W miejscowości Niemce pod Lublinem doszło do dramatycznych wydarzeń. 24 kwietnia, późnym wieczorem, w jednej z pizzerii wywiązała się strzelanina, w wyniku której dwóch mężczyzn zostało rannych. Policja i prokuratura w Lublinie wskazują, że zdarzenie mogło być wynikiem porachunków przestępczych.
Około godziny 21 w okolice pizzerii przyjechało dwoma samochodami co najmniej siedem osób, które następnie przybiegły w kierunku parkingu przy pizzerii, rzucając środki zapalające. Wywołało to zdecydowaną reakcję dwóch mężczyzn, którzy zaatakowali przybyłych, strzelając do nich z broni palnej.

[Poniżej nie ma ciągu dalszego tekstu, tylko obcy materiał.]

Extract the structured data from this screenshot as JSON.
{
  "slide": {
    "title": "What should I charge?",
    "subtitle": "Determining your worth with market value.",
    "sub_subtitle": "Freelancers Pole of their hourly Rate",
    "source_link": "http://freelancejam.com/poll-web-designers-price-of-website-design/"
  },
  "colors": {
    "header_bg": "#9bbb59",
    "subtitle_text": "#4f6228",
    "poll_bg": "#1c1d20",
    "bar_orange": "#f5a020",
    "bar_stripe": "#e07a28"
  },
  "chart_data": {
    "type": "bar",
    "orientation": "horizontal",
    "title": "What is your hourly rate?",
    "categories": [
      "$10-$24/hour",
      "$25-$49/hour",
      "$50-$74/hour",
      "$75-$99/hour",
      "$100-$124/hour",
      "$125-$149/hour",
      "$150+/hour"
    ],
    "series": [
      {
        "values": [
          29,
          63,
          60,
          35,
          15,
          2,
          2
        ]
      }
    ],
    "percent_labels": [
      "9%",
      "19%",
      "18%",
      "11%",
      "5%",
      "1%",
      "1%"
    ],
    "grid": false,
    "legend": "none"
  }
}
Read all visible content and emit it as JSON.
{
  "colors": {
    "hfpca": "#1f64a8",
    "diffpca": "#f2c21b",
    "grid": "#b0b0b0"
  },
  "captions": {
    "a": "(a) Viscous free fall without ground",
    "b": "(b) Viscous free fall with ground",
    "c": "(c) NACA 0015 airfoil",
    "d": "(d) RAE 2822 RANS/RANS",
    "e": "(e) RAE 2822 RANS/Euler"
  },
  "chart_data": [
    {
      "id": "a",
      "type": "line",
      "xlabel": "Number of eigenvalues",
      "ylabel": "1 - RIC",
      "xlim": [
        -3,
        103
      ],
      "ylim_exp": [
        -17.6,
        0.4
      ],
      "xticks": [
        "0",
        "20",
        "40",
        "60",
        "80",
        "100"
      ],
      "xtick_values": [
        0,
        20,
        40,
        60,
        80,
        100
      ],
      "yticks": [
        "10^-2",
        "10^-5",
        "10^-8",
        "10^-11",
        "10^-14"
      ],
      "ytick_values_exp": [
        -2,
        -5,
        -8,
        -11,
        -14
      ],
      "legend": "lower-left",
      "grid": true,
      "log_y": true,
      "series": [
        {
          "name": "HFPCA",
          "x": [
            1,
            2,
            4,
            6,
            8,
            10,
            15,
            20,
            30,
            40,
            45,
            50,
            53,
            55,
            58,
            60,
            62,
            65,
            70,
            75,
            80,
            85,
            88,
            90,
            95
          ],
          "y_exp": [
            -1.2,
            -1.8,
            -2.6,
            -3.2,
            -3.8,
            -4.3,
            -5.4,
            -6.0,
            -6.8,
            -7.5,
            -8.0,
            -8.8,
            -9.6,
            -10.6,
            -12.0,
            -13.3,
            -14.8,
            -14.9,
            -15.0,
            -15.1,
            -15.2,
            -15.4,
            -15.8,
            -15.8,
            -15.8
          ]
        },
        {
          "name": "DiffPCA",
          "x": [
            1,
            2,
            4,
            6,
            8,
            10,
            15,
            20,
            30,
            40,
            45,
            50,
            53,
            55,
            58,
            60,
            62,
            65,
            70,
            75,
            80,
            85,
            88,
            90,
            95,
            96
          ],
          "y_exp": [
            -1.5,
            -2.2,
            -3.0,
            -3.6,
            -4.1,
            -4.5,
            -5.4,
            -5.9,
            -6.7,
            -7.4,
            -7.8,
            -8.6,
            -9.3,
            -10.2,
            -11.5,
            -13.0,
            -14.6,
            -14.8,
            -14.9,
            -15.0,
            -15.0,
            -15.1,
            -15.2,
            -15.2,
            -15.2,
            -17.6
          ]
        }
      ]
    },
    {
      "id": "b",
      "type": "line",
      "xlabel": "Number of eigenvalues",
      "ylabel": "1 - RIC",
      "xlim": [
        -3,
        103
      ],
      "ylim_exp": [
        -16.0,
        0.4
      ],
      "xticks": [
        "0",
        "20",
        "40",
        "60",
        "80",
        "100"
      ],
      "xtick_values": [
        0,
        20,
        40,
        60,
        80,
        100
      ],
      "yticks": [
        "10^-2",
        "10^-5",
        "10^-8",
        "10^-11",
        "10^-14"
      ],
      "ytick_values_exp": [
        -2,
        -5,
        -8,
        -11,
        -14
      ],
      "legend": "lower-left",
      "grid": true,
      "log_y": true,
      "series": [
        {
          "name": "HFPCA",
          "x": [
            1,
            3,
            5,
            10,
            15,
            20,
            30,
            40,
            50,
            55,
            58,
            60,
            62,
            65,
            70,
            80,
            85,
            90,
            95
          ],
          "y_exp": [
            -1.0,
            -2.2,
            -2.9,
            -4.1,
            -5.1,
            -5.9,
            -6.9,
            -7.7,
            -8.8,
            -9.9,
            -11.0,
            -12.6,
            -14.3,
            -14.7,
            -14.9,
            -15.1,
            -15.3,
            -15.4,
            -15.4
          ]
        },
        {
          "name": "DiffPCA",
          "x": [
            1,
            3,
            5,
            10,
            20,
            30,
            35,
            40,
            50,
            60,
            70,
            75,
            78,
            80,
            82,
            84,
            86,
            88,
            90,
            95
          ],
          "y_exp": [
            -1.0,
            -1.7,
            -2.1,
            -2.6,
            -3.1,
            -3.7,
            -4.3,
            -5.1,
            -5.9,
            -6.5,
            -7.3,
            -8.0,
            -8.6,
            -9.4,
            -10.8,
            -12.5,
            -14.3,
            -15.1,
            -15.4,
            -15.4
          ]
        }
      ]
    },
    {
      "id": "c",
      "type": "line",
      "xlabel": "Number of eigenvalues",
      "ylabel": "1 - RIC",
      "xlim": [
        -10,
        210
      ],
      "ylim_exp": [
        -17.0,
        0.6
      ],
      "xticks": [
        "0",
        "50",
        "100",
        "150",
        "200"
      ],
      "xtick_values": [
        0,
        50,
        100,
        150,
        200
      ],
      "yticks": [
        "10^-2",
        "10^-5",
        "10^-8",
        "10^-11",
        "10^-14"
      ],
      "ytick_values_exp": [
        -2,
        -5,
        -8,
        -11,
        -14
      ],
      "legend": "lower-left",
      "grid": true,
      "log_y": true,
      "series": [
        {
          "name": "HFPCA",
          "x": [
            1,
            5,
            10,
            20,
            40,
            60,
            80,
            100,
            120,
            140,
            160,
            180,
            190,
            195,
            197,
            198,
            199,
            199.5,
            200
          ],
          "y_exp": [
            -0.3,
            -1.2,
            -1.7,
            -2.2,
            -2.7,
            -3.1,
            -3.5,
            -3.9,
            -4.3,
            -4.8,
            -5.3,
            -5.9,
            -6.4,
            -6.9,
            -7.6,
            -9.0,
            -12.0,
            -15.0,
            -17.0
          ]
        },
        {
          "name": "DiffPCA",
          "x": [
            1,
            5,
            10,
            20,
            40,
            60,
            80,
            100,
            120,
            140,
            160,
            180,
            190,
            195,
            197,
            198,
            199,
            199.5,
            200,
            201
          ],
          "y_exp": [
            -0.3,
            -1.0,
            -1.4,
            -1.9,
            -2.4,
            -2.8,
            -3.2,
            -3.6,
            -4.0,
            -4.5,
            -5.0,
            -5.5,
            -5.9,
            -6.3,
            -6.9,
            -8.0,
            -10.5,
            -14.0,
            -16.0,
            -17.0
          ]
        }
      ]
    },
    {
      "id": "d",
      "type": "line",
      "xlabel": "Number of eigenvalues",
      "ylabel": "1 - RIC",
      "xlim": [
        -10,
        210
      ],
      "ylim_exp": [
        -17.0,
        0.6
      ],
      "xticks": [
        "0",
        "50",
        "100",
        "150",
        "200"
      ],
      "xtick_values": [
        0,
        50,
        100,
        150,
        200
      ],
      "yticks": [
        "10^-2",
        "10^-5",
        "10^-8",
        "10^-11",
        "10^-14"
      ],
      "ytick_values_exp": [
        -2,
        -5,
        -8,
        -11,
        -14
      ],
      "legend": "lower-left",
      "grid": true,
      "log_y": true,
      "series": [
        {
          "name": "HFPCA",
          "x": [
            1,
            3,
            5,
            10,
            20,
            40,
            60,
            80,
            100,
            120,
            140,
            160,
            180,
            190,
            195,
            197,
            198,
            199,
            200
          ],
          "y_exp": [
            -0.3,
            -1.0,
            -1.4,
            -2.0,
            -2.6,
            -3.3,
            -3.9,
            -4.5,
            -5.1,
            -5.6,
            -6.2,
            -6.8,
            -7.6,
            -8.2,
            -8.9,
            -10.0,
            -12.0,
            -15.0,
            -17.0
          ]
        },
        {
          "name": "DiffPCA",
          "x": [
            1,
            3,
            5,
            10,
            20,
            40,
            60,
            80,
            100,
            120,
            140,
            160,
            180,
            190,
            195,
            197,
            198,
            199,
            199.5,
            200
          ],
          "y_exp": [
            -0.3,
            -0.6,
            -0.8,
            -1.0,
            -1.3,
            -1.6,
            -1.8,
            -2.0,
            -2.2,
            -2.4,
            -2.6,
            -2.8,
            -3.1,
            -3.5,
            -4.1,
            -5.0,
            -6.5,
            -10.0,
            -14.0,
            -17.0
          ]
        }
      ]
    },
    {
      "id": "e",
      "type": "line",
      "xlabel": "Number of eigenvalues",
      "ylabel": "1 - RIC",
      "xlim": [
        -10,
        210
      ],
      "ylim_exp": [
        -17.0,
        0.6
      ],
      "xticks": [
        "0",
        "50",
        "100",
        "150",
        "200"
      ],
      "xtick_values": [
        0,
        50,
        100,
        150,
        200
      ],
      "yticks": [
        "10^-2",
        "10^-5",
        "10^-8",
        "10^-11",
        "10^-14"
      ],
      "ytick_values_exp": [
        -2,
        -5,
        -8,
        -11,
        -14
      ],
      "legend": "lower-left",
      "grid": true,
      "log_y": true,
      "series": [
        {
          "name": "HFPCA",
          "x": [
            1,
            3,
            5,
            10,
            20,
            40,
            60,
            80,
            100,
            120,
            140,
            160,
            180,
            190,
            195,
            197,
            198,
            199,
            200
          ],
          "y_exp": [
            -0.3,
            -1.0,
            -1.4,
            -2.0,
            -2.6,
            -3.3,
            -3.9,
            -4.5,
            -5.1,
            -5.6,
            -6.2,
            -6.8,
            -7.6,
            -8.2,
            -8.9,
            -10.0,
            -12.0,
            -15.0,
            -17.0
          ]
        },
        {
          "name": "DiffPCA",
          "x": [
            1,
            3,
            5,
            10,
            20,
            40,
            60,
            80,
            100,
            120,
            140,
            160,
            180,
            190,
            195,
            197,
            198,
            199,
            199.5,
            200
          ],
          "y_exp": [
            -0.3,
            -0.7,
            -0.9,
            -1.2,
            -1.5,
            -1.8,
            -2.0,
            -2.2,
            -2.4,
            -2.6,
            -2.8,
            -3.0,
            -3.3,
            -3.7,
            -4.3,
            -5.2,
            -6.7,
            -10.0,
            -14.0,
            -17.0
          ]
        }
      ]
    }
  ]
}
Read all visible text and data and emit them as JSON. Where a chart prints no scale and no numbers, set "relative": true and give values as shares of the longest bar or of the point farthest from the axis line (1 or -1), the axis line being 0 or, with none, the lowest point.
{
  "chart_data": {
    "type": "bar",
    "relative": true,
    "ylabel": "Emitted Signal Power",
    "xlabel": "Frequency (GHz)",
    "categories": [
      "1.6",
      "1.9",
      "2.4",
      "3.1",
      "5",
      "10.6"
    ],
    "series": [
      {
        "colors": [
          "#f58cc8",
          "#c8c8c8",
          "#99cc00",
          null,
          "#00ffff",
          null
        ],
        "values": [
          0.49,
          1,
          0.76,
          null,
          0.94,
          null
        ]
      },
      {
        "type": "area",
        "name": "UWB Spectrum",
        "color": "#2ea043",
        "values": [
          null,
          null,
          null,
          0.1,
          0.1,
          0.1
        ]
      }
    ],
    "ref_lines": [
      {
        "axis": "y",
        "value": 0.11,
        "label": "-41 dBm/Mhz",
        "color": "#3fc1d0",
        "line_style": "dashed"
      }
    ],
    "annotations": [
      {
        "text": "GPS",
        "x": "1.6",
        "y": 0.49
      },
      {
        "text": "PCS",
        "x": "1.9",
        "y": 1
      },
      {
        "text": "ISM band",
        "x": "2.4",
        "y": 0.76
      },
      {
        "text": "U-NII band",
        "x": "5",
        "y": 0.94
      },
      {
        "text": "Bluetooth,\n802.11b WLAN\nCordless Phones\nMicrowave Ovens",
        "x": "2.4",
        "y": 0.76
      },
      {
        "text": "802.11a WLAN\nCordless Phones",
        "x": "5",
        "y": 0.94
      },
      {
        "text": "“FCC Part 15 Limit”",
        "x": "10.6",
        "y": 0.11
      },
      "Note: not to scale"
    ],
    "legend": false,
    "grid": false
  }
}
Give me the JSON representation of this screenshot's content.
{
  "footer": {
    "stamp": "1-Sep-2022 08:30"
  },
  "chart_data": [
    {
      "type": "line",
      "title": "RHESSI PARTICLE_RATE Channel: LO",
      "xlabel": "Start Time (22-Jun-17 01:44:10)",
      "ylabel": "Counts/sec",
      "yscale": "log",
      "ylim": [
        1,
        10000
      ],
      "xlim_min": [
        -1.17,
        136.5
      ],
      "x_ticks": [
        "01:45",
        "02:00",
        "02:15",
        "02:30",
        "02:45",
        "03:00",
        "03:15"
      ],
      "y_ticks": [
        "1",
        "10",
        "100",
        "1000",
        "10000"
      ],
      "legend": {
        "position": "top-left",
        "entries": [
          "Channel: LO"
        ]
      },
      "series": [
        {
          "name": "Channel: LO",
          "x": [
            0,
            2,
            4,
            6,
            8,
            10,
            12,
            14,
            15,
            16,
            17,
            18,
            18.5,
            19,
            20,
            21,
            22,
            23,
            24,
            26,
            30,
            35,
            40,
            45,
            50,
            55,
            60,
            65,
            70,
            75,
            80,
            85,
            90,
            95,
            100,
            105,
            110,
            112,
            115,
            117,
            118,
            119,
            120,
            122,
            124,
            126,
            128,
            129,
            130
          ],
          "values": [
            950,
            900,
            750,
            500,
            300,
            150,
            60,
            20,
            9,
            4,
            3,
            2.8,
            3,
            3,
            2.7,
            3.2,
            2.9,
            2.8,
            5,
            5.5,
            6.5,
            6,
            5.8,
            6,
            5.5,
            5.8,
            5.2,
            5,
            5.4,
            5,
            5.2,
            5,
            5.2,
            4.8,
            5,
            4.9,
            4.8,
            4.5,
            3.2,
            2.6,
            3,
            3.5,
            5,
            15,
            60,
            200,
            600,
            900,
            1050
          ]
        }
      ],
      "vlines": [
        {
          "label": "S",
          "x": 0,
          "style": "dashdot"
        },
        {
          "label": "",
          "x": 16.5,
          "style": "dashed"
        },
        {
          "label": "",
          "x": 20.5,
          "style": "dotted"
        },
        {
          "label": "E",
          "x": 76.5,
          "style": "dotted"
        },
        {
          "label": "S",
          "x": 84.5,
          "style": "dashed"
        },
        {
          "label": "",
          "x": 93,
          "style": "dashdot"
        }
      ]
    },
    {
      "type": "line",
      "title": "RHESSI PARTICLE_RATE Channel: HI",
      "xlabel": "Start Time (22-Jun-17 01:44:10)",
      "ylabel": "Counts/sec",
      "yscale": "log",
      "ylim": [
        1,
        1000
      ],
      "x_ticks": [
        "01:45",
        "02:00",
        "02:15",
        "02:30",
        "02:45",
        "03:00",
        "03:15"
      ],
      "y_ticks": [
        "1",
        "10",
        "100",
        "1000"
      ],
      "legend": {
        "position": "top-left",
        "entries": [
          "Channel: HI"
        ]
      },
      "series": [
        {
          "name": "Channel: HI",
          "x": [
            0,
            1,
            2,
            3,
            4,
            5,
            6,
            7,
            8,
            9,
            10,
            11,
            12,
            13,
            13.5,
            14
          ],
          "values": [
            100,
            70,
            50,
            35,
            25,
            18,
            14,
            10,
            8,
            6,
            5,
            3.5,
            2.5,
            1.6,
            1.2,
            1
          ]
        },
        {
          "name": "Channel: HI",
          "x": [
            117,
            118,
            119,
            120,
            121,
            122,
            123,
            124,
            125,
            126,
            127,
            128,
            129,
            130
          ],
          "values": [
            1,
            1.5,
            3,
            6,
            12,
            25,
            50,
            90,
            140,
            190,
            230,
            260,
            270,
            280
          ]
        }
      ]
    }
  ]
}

Podczas ucieczki dwóch mężczyzn doznało ciężkich obrażeń ciała – poinformowała rzeczniczka Prokuratury okręgowej w Lublinie Agnieszka Kępka, cytowana przez Polską Agencję Prasową.
Służby zatrzymały trzech mężczyzn podejrzanych o udział w zdarzeniu. Jeden z nich próbował uciec, "przeskakując na sąsiedni balkon zamkniętego remontowanego mieszkania. Kontrterroryści udaremnili mu przejście na kolejne balkony, a następnie asekurowali go zapewniając bezpieczne przejście".
Dalsza część artykułu pod materiałem wideo
Potrącił pieszą na hulajnodze. Kobieta uderzyła głową o chodnik
Zatrzymani to Marcin S., Robert S. i Daniel K. Dwaj pierwsi usłyszeli zarzuty związane z pobiciem z użyciem broni palnej, natomiast Daniel K. odpowie za posiadanie broni bez zezwolenia. Wszyscy trzej nie przyznali się do winy.
Dowody i dalsze działania
Wobec wszystkich zatrzymanych prokuratura skierowała do sądu wnioski o zastosowanie tymczasowego aresztowania na trzy miesiące, a sąd je uwzględnił. Prok. Kępka wskazuje, że "postępowanie jest w toku, nadal prowadzone są czynności dowodowe w sprawie".
Za zarzucane przestępstwa podejrzanym grozi kara do ośmiu lat więzienia. Sąd zdecydował o tymczasowym aresztowaniu wszystkich trzech mężczyzn na trzy miesiące.